Laws have been created to hire and promote police to enforce them and arrest and place people in these prisons. Prison building contracts and contracts for guards, medical care, laundry and food services for these prisoners are huge multi-million dollar industries, whose lobbies wield huge amounts of political power.

Most of the drugs are concentrated in the African American communities, placed there by design by this government, which feeds off of every aspect of the drug trade.

One might wonder why many murder and missing persons cases go unsolved. These types of cases are of no interest in the money game of high-arrest scores for profit.

Black-Panthers-Drill-w-Big-Man-Free-Huey-Rally-DeFremery-Park-0768-by-Pirkle-Jones, Democracy or hypocrisy: Why do we dare to call it genocide?, News & Views
Black Panthers drill with Big Man, one of the founders of the party, at a Free Huey rally in Bobby Hutton (DeFremery) Park in July 1968. The issues he addresses here are much the same as the issues the Panthers addressed so effectively then that they remain a model for us today. – Photo: Pirkle Jones

Law enforcement personnel are promoted and get rank and salary increases based on the number of arrests they make, not on the number of crimes solved. Accordingly, these arrests get more prison cells filled and more personnel hired and more prisons built, which benefit those big corporations with huge financial gains and political power and so it goes.

We are fooling ourselves if we think that public safety and gun control are of any real concern to American politicians. Each time a mass killing occurs at one of our educational institutions, the American public gets nothing but empty lip service about gun control and no action from scum-bag politicians.

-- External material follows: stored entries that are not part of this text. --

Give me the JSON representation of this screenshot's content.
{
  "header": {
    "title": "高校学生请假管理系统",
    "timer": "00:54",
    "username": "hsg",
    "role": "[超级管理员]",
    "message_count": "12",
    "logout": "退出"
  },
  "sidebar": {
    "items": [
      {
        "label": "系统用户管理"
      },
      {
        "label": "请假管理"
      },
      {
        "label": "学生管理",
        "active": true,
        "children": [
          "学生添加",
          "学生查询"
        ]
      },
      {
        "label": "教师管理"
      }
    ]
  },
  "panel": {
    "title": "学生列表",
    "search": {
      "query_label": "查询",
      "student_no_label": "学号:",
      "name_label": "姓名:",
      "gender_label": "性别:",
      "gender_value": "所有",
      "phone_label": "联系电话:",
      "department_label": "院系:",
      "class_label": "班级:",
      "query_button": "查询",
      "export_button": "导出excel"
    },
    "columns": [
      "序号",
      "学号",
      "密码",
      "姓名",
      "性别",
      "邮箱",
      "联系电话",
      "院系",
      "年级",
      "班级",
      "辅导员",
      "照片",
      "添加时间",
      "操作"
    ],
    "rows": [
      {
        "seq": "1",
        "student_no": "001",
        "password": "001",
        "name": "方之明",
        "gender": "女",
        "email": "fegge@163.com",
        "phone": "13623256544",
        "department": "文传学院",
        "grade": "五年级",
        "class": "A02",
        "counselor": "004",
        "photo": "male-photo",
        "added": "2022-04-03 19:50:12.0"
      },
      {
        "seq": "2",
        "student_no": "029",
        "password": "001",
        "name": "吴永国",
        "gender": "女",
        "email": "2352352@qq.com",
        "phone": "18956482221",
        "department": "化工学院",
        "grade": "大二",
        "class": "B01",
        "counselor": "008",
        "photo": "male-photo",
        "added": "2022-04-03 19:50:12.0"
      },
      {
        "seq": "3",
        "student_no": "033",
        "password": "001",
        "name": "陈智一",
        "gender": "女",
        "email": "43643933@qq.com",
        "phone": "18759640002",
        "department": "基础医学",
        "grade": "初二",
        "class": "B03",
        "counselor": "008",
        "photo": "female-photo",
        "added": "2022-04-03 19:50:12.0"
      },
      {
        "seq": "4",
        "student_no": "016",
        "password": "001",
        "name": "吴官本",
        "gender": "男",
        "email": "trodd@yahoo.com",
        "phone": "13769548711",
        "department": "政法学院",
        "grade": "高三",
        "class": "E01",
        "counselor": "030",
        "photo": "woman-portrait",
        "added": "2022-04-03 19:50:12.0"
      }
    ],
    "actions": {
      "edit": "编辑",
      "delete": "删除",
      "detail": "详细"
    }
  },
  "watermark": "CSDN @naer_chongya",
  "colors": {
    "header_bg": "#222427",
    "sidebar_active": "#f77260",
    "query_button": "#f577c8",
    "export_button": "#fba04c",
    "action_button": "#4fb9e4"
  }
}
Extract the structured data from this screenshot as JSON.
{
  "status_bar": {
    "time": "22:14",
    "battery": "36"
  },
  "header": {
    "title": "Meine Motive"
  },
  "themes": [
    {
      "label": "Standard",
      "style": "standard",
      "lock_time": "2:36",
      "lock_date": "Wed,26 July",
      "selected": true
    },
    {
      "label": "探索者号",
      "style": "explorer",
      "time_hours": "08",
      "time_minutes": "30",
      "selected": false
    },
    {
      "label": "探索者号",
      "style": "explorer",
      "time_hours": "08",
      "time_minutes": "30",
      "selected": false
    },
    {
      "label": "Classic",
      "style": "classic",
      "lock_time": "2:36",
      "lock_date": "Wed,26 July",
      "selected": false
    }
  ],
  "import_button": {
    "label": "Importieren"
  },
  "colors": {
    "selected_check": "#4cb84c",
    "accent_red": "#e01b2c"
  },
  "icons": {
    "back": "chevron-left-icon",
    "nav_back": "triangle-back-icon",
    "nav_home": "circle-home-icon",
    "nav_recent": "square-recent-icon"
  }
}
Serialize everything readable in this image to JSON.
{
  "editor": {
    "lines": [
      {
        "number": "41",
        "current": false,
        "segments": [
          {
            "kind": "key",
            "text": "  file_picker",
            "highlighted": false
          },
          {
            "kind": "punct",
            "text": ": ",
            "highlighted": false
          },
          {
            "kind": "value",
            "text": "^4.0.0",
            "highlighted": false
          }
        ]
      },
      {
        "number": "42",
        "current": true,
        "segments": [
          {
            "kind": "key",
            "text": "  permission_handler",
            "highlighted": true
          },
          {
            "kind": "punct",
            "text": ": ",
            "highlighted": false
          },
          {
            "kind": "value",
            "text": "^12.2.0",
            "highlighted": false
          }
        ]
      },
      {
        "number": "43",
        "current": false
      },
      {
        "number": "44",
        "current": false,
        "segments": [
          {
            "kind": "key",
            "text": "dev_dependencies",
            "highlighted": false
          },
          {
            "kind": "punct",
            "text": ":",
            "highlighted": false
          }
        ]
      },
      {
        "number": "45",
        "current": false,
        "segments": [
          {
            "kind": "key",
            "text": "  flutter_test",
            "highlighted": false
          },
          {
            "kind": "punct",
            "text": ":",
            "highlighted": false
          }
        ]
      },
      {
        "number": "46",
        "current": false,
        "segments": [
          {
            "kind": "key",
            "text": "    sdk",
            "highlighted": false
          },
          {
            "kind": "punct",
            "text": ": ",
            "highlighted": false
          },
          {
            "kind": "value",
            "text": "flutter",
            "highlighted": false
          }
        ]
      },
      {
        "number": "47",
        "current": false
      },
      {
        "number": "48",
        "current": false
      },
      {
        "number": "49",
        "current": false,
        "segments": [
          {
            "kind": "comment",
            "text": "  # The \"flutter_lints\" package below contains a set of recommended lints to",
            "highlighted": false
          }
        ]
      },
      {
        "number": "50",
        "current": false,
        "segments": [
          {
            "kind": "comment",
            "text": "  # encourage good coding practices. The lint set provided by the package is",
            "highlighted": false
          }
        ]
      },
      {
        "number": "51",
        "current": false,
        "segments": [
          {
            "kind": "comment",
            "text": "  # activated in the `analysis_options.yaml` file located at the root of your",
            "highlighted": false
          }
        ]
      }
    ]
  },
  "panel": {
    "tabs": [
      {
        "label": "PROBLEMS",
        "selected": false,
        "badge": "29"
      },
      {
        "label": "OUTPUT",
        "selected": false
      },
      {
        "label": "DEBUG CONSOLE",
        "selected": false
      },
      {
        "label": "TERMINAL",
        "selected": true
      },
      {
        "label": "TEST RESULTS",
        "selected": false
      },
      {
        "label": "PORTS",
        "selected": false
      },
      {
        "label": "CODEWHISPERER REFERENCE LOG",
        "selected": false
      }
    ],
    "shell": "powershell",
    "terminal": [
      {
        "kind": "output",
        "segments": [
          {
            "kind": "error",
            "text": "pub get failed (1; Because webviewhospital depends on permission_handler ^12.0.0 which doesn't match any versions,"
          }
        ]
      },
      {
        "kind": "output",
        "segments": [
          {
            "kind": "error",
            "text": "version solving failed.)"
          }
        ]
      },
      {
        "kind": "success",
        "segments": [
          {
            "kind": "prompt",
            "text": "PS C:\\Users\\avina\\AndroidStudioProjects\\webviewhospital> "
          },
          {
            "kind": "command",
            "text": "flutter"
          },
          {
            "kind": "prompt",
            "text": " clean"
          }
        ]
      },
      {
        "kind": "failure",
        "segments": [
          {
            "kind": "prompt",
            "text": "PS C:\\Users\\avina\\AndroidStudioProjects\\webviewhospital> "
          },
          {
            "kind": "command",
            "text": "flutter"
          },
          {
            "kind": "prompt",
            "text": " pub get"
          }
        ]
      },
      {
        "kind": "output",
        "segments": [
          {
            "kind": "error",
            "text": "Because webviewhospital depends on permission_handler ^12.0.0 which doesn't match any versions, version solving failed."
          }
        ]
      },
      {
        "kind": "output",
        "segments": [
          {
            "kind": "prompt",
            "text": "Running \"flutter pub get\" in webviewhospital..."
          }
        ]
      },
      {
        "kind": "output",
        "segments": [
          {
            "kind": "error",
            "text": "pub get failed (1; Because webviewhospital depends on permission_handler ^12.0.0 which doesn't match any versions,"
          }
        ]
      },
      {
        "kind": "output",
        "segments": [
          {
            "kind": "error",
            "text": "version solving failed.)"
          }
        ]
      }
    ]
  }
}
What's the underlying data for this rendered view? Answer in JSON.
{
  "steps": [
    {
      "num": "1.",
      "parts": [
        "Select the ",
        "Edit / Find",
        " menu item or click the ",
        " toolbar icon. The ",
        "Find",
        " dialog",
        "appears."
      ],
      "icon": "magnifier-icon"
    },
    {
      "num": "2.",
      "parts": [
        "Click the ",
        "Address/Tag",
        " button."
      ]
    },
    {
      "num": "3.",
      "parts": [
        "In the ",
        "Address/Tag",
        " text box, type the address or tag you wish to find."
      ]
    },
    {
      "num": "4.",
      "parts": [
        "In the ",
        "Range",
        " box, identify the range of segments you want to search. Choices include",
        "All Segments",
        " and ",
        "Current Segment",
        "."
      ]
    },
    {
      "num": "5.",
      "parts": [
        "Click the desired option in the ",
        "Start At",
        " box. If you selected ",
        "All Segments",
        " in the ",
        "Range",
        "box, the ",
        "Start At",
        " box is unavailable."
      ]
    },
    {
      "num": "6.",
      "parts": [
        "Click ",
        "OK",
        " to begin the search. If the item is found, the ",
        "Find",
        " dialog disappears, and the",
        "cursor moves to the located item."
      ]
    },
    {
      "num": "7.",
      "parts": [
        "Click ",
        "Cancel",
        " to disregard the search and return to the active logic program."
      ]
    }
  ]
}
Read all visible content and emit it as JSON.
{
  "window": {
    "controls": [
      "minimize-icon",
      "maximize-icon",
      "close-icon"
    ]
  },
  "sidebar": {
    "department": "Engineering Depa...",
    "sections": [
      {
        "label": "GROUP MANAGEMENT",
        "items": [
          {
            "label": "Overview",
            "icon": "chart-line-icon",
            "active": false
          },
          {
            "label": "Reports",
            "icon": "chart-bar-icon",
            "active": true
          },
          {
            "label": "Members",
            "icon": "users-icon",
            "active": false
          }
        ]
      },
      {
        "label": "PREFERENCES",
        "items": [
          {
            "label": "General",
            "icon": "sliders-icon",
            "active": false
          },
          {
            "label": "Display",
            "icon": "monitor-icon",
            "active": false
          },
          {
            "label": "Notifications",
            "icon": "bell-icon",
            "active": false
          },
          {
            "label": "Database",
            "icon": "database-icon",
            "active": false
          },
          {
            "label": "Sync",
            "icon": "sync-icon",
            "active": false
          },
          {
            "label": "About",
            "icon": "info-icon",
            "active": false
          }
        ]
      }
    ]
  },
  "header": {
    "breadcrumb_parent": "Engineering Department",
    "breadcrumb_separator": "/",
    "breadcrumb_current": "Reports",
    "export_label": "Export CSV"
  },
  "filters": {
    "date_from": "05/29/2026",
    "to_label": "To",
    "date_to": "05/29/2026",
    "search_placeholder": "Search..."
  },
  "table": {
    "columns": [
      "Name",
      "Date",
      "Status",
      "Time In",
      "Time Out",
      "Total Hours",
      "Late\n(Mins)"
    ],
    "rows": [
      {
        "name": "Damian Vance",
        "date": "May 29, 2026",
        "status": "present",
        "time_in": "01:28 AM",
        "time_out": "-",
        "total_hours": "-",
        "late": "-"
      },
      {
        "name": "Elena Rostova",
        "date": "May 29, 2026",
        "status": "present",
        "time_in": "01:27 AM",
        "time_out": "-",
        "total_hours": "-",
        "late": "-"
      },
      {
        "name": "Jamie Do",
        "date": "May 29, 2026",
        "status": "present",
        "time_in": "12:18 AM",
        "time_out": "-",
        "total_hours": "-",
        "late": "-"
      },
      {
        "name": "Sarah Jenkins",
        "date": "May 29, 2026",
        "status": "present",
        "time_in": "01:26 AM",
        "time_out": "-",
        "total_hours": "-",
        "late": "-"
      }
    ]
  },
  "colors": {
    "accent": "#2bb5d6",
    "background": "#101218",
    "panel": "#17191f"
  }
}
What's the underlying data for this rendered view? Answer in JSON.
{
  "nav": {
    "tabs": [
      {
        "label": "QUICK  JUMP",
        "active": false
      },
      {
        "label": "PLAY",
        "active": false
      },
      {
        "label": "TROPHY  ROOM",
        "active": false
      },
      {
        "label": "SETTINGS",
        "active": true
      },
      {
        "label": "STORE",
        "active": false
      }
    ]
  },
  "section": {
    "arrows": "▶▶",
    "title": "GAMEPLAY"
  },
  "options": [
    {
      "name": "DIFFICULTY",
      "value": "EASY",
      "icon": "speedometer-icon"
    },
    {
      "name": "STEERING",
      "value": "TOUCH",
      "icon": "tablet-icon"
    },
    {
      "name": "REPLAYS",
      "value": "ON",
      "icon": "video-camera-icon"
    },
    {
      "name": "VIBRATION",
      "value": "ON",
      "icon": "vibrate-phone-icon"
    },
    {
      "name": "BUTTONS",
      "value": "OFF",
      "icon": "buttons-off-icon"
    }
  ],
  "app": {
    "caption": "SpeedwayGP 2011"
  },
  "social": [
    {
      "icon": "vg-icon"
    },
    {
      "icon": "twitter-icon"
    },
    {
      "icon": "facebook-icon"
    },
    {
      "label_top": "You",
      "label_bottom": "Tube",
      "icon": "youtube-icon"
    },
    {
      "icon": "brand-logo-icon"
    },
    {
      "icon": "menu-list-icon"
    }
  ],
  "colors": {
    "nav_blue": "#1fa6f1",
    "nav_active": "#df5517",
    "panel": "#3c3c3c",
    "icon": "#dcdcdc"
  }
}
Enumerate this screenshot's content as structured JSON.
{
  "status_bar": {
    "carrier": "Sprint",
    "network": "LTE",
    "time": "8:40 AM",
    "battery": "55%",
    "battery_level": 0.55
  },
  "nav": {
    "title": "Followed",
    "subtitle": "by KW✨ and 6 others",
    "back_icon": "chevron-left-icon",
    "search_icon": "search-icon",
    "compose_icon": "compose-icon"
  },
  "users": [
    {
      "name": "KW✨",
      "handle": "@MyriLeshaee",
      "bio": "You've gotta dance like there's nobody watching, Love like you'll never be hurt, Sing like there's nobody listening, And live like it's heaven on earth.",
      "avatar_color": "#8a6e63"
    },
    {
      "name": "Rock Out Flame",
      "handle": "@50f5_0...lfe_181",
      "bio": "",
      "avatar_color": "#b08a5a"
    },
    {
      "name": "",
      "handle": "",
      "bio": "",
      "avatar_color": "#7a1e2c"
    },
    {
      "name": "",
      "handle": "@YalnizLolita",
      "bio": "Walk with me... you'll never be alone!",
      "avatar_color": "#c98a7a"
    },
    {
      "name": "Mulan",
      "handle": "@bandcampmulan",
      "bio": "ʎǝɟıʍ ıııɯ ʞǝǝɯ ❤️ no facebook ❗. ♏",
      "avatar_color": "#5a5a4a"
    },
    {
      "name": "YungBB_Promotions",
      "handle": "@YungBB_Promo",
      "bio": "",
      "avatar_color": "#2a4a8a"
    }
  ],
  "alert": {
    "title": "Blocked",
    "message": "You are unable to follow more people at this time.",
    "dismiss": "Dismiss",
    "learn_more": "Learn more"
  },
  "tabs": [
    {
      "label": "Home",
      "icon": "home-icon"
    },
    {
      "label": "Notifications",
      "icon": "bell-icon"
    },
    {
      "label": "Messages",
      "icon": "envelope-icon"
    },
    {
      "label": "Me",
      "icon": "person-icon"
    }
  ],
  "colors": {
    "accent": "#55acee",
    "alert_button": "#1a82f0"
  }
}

They are controlled by the dollars and political clout wielded by the powerful gun lobby and the gun manufacturers. These politicians are beholden to them, not the American people.

A type of obvious genocide is perpetuated by today’s social media, including films, videos and the like, which glorifies the drug culture and all its trappings. This grabs the attention of, and distracts, African-American youth. America’s youth are fed the propaganda that their lives are worthless and cheap and that the price you have to pay for what you choose to do in life is painless or inconsequential.

We can also correlate a direct line of genocide with the enormous influx of all types of firearms into Black and other disenfranchised communities. However, firearms are mostly wielded by “peace officers.”

Easy access to weaponry in our communities does not happen by chance, but by design. The U.S. government is complicit in the genocidal plot to kill the poor, the mentally ill and people of color.

We can correlate a more direct line of genocide with the enormous influx of all types of firearms into Black and other disenfranchised communities.

A week does not go by without a young Black life being lost at the hands of law enforcement. With the non-stop shootings of young Black men – mostly men, some young women, increasingly children – and other youths of color, it is apparent that law enforcement has declared government sanctioned open season on our youths of color.

It is therefore of necessity and of urgency that we recognize that in order to understand our present situation and strive for change, we must come to terms with our past. We must tie America’s history of genocide and racism to our current so-called system of democracy, which is fundamentally hypocrisy, and to the lives of our lost youths of color at the hands of this system.

It is of dire necessity that we do all we can to enlighten ourselves and our children, for that is minimally what we owe them and their futures depend on it.